Dear bam, still praying, sending hugs…hoping you’re finding the answers you need and getting the support that comforts…
I don’t have a way with words as you and others here do, dearest bam … but when I pray, God directs my prayers and the words come. So, for you now, I’m praying. xoxox
i’m lost right there with you. adding wings to your prayers. xo
My thoughts and, of course, prayers are there for you.

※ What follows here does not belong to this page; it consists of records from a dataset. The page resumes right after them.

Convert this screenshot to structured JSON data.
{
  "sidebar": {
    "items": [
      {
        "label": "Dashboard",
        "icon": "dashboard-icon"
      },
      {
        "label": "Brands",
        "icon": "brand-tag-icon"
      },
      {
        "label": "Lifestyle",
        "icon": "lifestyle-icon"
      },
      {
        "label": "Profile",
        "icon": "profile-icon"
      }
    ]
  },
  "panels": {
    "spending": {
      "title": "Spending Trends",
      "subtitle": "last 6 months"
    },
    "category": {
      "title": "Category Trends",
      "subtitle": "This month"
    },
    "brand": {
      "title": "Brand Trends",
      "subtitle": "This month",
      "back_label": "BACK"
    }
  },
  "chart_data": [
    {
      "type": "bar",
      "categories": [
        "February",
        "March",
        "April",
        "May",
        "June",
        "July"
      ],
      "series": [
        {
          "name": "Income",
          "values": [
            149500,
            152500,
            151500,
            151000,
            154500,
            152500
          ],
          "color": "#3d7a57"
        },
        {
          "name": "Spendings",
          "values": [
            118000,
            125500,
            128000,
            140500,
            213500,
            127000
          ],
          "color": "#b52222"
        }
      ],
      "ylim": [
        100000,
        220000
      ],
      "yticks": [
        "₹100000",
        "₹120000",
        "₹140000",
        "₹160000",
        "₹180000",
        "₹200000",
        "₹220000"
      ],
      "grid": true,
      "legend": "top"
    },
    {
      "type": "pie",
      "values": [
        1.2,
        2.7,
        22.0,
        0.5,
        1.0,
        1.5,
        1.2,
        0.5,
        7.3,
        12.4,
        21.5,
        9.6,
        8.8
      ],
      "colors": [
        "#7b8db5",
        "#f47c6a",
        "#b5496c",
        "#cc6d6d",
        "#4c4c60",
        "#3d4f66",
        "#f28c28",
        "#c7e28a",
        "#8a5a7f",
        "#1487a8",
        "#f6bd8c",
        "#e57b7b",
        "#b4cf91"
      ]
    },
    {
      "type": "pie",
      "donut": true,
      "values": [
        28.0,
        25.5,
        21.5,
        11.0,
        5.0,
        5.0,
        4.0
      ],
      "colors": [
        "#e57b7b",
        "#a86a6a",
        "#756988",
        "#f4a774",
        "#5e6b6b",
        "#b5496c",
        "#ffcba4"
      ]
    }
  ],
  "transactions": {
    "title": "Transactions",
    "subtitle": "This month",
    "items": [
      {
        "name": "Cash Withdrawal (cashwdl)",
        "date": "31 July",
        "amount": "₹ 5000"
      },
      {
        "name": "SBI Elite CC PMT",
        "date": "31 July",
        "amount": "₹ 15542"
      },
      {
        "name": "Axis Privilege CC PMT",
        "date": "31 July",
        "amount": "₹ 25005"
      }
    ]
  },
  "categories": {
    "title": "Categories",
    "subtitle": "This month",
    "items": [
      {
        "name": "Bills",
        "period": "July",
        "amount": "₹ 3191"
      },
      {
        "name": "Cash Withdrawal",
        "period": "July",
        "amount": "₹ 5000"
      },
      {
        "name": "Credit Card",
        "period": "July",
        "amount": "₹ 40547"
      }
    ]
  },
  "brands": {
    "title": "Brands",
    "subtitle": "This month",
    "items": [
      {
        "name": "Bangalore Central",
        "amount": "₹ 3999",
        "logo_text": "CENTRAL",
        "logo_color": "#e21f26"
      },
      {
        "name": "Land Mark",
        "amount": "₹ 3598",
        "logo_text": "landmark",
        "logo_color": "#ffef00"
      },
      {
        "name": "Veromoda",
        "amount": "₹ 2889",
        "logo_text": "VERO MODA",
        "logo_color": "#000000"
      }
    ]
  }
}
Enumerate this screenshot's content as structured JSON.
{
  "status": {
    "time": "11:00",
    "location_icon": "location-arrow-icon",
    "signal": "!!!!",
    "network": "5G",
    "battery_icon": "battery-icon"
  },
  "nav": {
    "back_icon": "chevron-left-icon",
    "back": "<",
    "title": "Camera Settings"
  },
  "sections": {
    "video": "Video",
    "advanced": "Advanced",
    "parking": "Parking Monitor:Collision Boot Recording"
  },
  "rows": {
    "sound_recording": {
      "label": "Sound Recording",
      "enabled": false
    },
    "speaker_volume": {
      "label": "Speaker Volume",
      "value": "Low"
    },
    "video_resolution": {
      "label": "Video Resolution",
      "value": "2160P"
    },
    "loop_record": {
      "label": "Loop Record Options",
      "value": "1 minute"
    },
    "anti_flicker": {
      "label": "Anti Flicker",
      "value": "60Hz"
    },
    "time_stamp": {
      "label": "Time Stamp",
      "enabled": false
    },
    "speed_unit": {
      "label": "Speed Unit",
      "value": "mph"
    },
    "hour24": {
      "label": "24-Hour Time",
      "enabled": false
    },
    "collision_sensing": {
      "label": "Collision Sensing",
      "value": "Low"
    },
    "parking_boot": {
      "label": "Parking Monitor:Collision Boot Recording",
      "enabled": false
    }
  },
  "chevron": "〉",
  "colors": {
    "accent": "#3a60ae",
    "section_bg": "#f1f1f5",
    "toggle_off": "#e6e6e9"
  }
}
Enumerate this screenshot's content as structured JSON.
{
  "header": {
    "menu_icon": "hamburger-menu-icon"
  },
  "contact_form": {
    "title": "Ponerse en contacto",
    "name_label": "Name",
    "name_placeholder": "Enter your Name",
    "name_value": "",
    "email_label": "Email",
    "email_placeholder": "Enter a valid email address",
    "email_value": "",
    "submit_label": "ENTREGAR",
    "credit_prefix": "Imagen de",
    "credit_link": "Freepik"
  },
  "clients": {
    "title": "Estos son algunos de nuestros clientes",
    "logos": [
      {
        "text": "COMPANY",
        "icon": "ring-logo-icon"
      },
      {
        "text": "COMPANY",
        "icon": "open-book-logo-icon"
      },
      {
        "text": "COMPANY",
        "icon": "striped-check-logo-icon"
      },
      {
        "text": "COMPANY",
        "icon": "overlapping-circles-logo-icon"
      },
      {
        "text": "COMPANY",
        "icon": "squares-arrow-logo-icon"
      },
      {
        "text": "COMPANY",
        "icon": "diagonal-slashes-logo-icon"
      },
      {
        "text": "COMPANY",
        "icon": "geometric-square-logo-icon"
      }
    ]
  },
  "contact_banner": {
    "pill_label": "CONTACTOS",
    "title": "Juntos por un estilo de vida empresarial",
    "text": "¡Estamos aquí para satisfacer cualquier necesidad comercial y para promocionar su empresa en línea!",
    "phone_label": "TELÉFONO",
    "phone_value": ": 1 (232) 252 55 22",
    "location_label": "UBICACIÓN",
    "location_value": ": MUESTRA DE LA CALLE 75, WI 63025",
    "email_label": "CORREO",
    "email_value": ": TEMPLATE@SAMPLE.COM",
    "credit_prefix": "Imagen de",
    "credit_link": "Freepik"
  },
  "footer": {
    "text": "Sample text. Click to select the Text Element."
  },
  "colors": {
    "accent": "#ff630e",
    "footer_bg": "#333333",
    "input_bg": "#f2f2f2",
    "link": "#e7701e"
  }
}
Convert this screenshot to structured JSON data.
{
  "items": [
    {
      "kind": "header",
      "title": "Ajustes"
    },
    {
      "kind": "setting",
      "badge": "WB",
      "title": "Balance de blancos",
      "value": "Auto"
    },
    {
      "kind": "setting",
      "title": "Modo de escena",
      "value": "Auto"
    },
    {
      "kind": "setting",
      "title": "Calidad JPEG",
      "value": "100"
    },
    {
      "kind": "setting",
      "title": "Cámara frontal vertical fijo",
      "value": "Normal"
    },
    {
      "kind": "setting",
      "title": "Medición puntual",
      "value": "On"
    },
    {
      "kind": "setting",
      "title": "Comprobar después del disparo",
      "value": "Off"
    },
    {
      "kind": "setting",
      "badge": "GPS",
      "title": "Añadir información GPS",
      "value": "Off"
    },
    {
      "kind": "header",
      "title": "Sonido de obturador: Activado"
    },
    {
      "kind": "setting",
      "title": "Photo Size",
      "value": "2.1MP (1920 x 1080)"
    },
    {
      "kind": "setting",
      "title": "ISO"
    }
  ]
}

Dear bam, many years ago I was geographically lost on a fast-moving highway in Washington state, driving a large, strange rental car. I could barely dare to take my eyes off the road and other cars whizzing past to glance at the map on the passenger’s seat. I was in starting-to-panic mode. But I remembered something I’d read on the flight from Chicago, an essay by Tim Cahill, “Getting Lost.” He advises, relax and enjoy it. You have become an explorer. “…[C]onsider your predicament a privilege…. When you’ve managed to stumble directly into the heart of the unknown… there is no one there to hold your hand or tell you what to do. In those bad lost moments, in the times when we are advised not to panic, we own the unknown, and the world belongs to us. The child within has full reign. Few of us are ever so free.”I relaxed, gripped the steering wheel with purpose instead of panic, looked around at the Pacific Northwest coastal environment I was so privileged to be barreling through and there appeared far ahead of me one of Washington’s magnificent volcanic mountains. Where would I ever see that through my windshield at home? I let intuition guide my course, and I found my way into whatever town I was searching for. And I did okay on the return trip, too. (With GPS in cars now, will anyone ever have the privilege of getting lost and making discoveries again?)Maybe the decisions facing you are not something you can enjoy, but perhaps you can relax, breathe, and suddenly see a beautiful mountain–a revelation, not an obstacle!–ahead of you. I’m thinking of you.